ADPC vice-chairman Ko Ne Ne Hlwan Moe said the company had begun conducting feasibility studies and buying land for the industrial park in 2012, after then President U Thein Sein encouraged the idea during a meeting with the company in Nay Pyi Taw.

ADPC was negotiating with another two foreign companies that wanted to establish an electric-motorbike factory and a gas-fired power plant on 100 acres at the park. The power plant is designed to provide power for the park and to help attract further investments.

Ne Ne Hlwan Moe said ADPC was also about to sign an agreement with a foreign company that he declined to name to build a port and jetty to support the logistical needs of the industrial park.

ADPC hoped that the port and jetty would be built in a year and until then garments would be transported by road from Pathein to Yangon, he said.
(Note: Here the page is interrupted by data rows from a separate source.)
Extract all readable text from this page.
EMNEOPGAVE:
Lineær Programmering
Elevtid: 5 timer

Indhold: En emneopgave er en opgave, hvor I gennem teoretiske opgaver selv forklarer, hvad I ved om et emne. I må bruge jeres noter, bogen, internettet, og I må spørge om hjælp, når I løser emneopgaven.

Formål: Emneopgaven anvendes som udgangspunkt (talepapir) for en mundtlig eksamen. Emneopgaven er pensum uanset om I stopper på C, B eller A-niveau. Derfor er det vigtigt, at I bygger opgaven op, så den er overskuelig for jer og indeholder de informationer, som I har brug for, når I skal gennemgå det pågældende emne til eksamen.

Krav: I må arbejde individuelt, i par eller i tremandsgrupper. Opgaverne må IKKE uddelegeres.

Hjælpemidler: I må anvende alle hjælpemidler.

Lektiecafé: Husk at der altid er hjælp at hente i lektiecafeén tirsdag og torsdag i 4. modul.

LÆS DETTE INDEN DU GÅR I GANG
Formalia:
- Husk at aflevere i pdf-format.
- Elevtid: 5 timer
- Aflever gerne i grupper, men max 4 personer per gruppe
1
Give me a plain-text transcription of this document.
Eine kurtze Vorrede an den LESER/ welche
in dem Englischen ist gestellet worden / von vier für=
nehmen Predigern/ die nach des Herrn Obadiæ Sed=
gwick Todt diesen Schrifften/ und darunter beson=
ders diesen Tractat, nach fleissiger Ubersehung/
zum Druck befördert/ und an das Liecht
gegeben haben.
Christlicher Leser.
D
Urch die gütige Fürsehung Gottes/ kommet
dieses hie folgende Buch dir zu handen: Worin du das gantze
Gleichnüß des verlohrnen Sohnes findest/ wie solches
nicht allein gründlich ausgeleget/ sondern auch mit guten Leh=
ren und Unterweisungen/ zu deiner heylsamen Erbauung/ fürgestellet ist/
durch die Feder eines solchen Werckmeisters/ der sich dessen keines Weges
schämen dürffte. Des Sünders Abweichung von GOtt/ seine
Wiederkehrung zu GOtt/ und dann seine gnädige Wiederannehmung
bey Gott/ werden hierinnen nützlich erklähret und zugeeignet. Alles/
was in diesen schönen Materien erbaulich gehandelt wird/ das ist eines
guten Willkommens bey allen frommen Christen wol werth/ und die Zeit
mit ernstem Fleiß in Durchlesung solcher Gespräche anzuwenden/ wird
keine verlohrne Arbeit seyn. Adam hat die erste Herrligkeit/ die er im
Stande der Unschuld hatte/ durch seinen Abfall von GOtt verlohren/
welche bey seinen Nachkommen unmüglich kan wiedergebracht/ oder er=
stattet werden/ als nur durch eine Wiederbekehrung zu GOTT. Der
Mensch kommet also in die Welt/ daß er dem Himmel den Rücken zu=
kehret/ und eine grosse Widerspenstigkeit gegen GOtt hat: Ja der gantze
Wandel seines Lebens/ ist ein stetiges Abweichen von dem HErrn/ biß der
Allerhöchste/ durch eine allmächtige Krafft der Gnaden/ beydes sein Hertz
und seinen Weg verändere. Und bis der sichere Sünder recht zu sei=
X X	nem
The company had acquired 80 percent of the project area, 2,700 acres, at market prices, and was implementing the first phase of the park on 1,200 acres, Ne Ne Hlwan Moe said. It is still seeking to purchase the remaining 20 percent of land for the planned industrial park.

Infrastructure work on the first phase was about 80 percent complete and “will be completely finished in 2020”, he said.

Pathein’s location had a big influence on the decision to develop the industrial park.

The factories planned to export to South Korea, Japan and Europe, he said. While Yangon is the centre of garment production in Myanmar, he said Pathein possessed a number of advantages, including land prices less than half those in Yangon and the ability to ship directly to Singapore via the town’s port.

Ne Ne Hlwan Moe said that when the agreement with China Textile City Network is fully implemented in two years about 200,000 jobs would have been created.

“The region is attracting labour-intensive businesses because of low-cost and abundant labour here,” he said.

Unlike Yangon, garment factory workers at Pathein speak of harmonious relations with Chinese bosses.